Lessons from building a small-scale AI application
5 comments
·January 23, 2025datadrivenangel
jackmpcollins
I believe we'll see two main types of AI/LLM libraries/frameworks emerge like has happened for ORMs (at least in Python). - The "Sqlalchemy" level: just bridge the gap between code and LLM - The "Django" level: additionally handle how data is indexed for RAG, standard patterns of connecting the pieces, possibly GUI, support for plugins.

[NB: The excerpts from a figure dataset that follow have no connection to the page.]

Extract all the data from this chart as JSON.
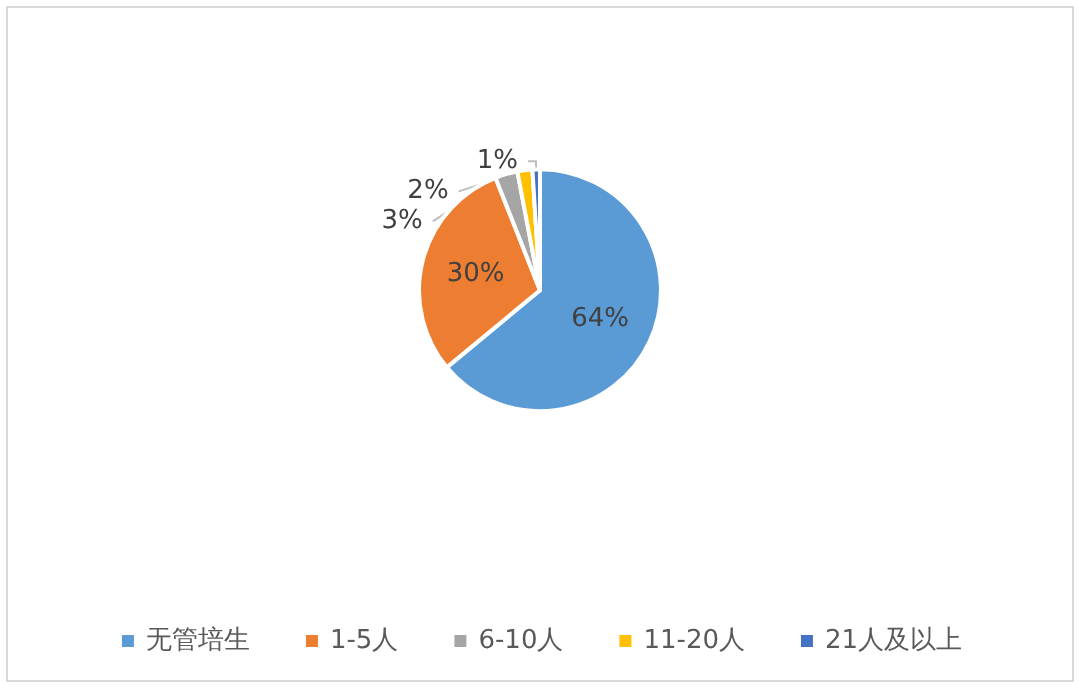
{
  "chart_data": {
    "type": "pie",
    "categories": [
      "无管培生",
      "1-5人",
      "6-10人",
      "11-20人",
      "21人及以上"
    ],
    "values": [
      64,
      30,
      3,
      2,
      1
    ],
    "colors": [
      "#5b9bd5",
      "#ed7d31",
      "#a5a5a5",
      "#ffc000",
      "#4472c4"
    ],
    "value_labels": [
      "64%",
      "30%",
      "3%",
      "2%",
      "1%"
    ],
    "legend": "bottom"
  }
}
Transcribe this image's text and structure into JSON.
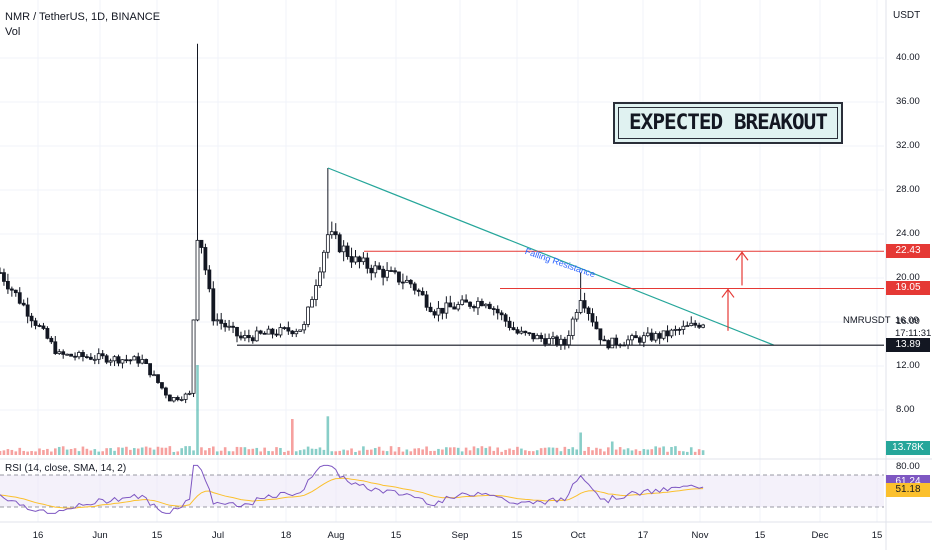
{
  "header": {
    "title": "NMR / TetherUS, 1D, BINANCE",
    "volume_label": "Vol",
    "currency": "USDT",
    "rsi_label": "RSI (14, close, SMA, 14, 2)"
  },
  "callout": "EXPECTED BREAKOUT",
  "annotation": "Falling Resistance",
  "symbol_label": "NMRUSDT",
  "last_price": "16.09",
  "countdown": "17:11:31",
  "colors": {
    "up": "#26a69a",
    "down": "#ef5350",
    "trendline": "#26a69a",
    "resistance": "#e53935",
    "support": "#131722",
    "rsi_line": "#7e57c2",
    "rsi_ma": "#fbc02d",
    "annotation": "#2962ff"
  },
  "chart_data": [
    {
      "type": "candlestick",
      "title": "NMR / TetherUS, 1D, BINANCE",
      "yaxis_ticks": [
        "40.00",
        "36.00",
        "32.00",
        "28.00",
        "24.00",
        "20.00",
        "16.00",
        "12.00",
        "8.00"
      ],
      "xaxis_ticks": [
        "16",
        "Jun",
        "15",
        "Jul",
        "18",
        "Aug",
        "15",
        "Sep",
        "15",
        "Oct",
        "17",
        "Nov",
        "15",
        "Dec",
        "15"
      ],
      "ylim": [
        4.5,
        44
      ],
      "price_tags": [
        {
          "label": "22.43",
          "value": 22.43,
          "kind": "resistance"
        },
        {
          "label": "19.05",
          "value": 19.05,
          "kind": "resistance"
        },
        {
          "label": "13.89",
          "value": 13.89,
          "kind": "support"
        }
      ],
      "trendline": {
        "from": [
          "Aug 1",
          30.0
        ],
        "to": [
          "Nov 22",
          13.89
        ]
      },
      "ohlc_anchors": [
        {
          "date": "May 10",
          "close": 20.5
        },
        {
          "date": "May 25",
          "close": 13.0
        },
        {
          "date": "Jun 15",
          "close": 12.5
        },
        {
          "date": "Jun 22",
          "close": 9.0
        },
        {
          "date": "Jun 27",
          "close": 9.4
        },
        {
          "date": "Jun 29",
          "close": 25.0,
          "high": 41.3
        },
        {
          "date": "Jul 3",
          "close": 16.5
        },
        {
          "date": "Jul 10",
          "close": 14.5
        },
        {
          "date": "Jul 26",
          "close": 15.5
        },
        {
          "date": "Aug 1",
          "close": 24.0,
          "high": 30.0
        },
        {
          "date": "Aug 8",
          "close": 21.5
        },
        {
          "date": "Aug 22",
          "close": 19.5
        },
        {
          "date": "Aug 28",
          "close": 17.0
        },
        {
          "date": "Sep 10",
          "close": 18.0
        },
        {
          "date": "Sep 18",
          "close": 15.0
        },
        {
          "date": "Sep 30",
          "close": 14.0
        },
        {
          "date": "Oct 4",
          "close": 18.5,
          "high": 20.5
        },
        {
          "date": "Oct 10",
          "close": 14.0
        },
        {
          "date": "Oct 25",
          "close": 14.8
        },
        {
          "date": "Nov 5",
          "close": 16.09
        }
      ]
    },
    {
      "type": "bar",
      "title": "Vol",
      "last_value_label": "13.78K",
      "spikes": [
        {
          "date": "Jun 29",
          "relative": 1.0
        },
        {
          "date": "Jul 23",
          "relative": 0.4
        },
        {
          "date": "Aug 1",
          "relative": 0.43
        },
        {
          "date": "Oct 4",
          "relative": 0.25
        },
        {
          "date": "Oct 12",
          "relative": 0.15
        }
      ]
    },
    {
      "type": "line",
      "title": "RSI (14, close, SMA, 14, 2)",
      "yaxis_ticks": [
        "80.00"
      ],
      "ylim": [
        20,
        85
      ],
      "bands": [
        70,
        30
      ],
      "series": [
        {
          "name": "RSI",
          "last_label": "61.24",
          "last_value": 61.24
        },
        {
          "name": "SMA",
          "last_label": "51.18",
          "last_value": 51.18
        }
      ]
    }
  ]
}
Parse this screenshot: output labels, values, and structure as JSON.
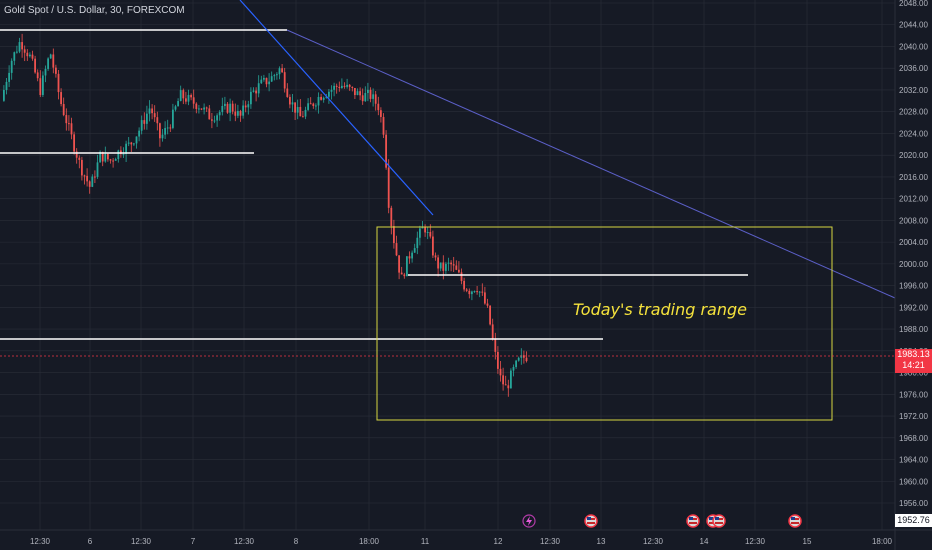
{
  "header": {
    "title": "Gold Spot / U.S. Dollar, 30, FOREXCOM"
  },
  "chart_data": {
    "type": "candlestick",
    "title": "Gold Spot / U.S. Dollar, 30, FOREXCOM",
    "y_axis": {
      "ticks": [
        "2048.00",
        "2044.00",
        "2040.00",
        "2036.00",
        "2032.00",
        "2028.00",
        "2024.00",
        "2020.00",
        "2016.00",
        "2012.00",
        "2008.00",
        "2004.00",
        "2000.00",
        "1996.00",
        "1992.00",
        "1988.00",
        "1984.00",
        "1980.00",
        "1976.00",
        "1972.00",
        "1968.00",
        "1964.00",
        "1960.00",
        "1956.00"
      ],
      "ylim": [
        1952.5,
        2050
      ]
    },
    "x_axis": {
      "ticks": [
        "12:30",
        "6",
        "12:30",
        "7",
        "12:30",
        "8",
        "18:00",
        "11",
        "12",
        "12:30",
        "13",
        "12:30",
        "14",
        "12:30",
        "15",
        "18:00"
      ]
    },
    "current_price": {
      "price": "1983.13",
      "countdown": "14:21"
    },
    "axis_low_label": "1952.76",
    "annotation": {
      "text": "Today's trading range"
    },
    "colors": {
      "up": "#26a69a",
      "down": "#ef5350",
      "background": "#161a25",
      "grid": "#2a2e39",
      "axis_text": "#b2b5be",
      "range_box": "#d7d741",
      "trendline_steep": "#2962ff",
      "trendline_long": "#5b5fc7",
      "level_lines": "#ffffff",
      "price_line": "#f23645"
    },
    "event_icons": [
      "lightning-icon",
      "us-flag-icon",
      "us-flag-icon",
      "us-flag-icon",
      "us-flag-icon"
    ]
  }
}
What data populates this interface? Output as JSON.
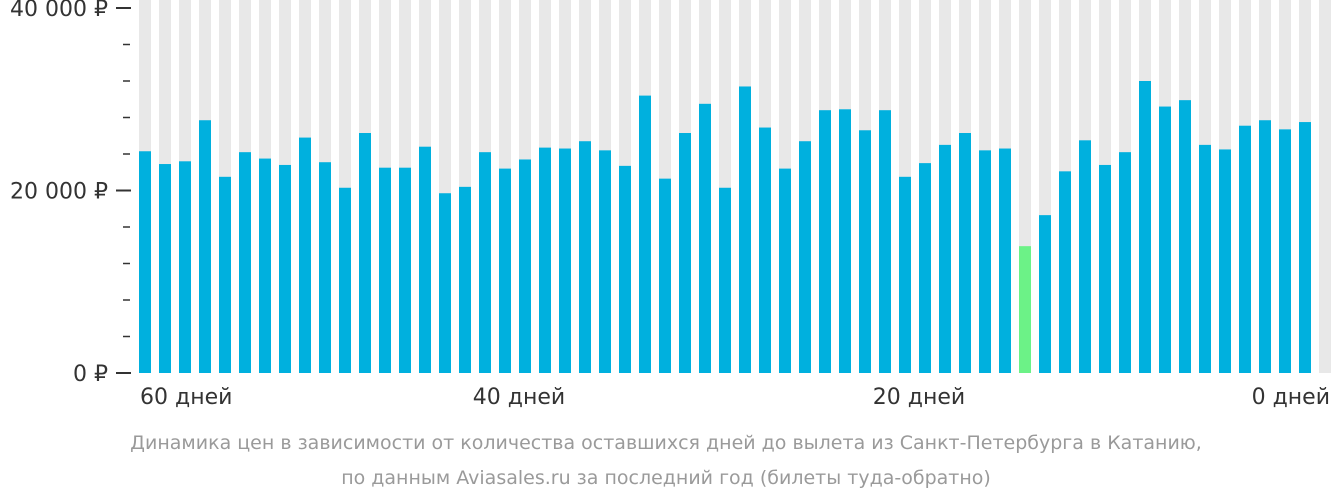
{
  "chart_data": {
    "type": "bar",
    "title": "",
    "y_unit": "₽",
    "ylim": [
      0,
      40000
    ],
    "y_ticks": [
      {
        "value": 40000,
        "label": "40 000 ₽"
      },
      {
        "value": 20000,
        "label": "20 000 ₽"
      },
      {
        "value": 0,
        "label": "0 ₽"
      }
    ],
    "x_ticks": [
      {
        "day": 60,
        "label": "60 дней"
      },
      {
        "day": 40,
        "label": "40 дней"
      },
      {
        "day": 20,
        "label": "20 дней"
      },
      {
        "day": 0,
        "label": "0 дней"
      }
    ],
    "days": [
      59,
      58,
      57,
      56,
      55,
      54,
      53,
      52,
      51,
      50,
      49,
      48,
      47,
      46,
      45,
      44,
      43,
      42,
      41,
      40,
      39,
      38,
      37,
      36,
      35,
      34,
      33,
      32,
      31,
      30,
      29,
      28,
      27,
      26,
      25,
      24,
      23,
      22,
      21,
      20,
      19,
      18,
      17,
      16,
      15,
      14,
      13,
      12,
      11,
      10,
      9,
      8,
      7,
      6,
      5,
      4,
      3,
      2,
      1,
      0
    ],
    "values": [
      24300,
      22900,
      23200,
      27700,
      21500,
      24200,
      23500,
      22800,
      25800,
      23100,
      20300,
      26300,
      22500,
      22500,
      24800,
      19700,
      20400,
      24200,
      22400,
      23400,
      24700,
      24600,
      25400,
      24400,
      22700,
      30400,
      21300,
      26300,
      29500,
      20300,
      31400,
      26900,
      22400,
      25400,
      28800,
      28900,
      26600,
      28800,
      21500,
      23000,
      25000,
      26300,
      24400,
      24600,
      13900,
      17300,
      22100,
      25500,
      22800,
      24200,
      32000,
      29200,
      29900,
      25000,
      24500,
      27100,
      27700,
      26700,
      27500,
      null
    ],
    "highlight_index": 44,
    "colors": {
      "bar": "#00b0de",
      "highlight": "#6cf287",
      "background_column": "#e8e8e8",
      "axis": "#333333"
    },
    "grid": false,
    "caption_line1": "Динамика цен в зависимости от количества оставшихся дней до вылета из Санкт-Петербурга в Катанию,",
    "caption_line2": "по данным Aviasales.ru за последний год (билеты туда-обратно)"
  }
}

It seems langchain and llamaindex are aiming to be the latter, and I'm building https://magentic.dev to be the former. I'd be interested to get your take on whether these abstractions would allow you stray from the narrow path while still being helpful!
rdli
(author here) I didn't put this in my post, but one of my favorite moments was when I read some of the LlamaIndex source code which pointed to the GitHub commit where they copied the code verbatim from LangChain. (LangChain is MIT-licensed, so it's OK, but I still thought it was funny!)
BrandiATMuhkuh
Same here. I feel like they are not used/tested in a real world scenario.
Given the space moves so quickly, the frameworks always lack massively behind what they try to abstract.
null
"There’s a plethora of developer libraries that claim to make AI development faster and easier. These libraries introduce new abstractions designed to improve your productivity. I tried many of them, and I found that the abstractions work well only if I stayed on a narrow path (the quick starts generally worked great!)."
This tracks my experience with developer libraries. Most of them are very brittle abstractions.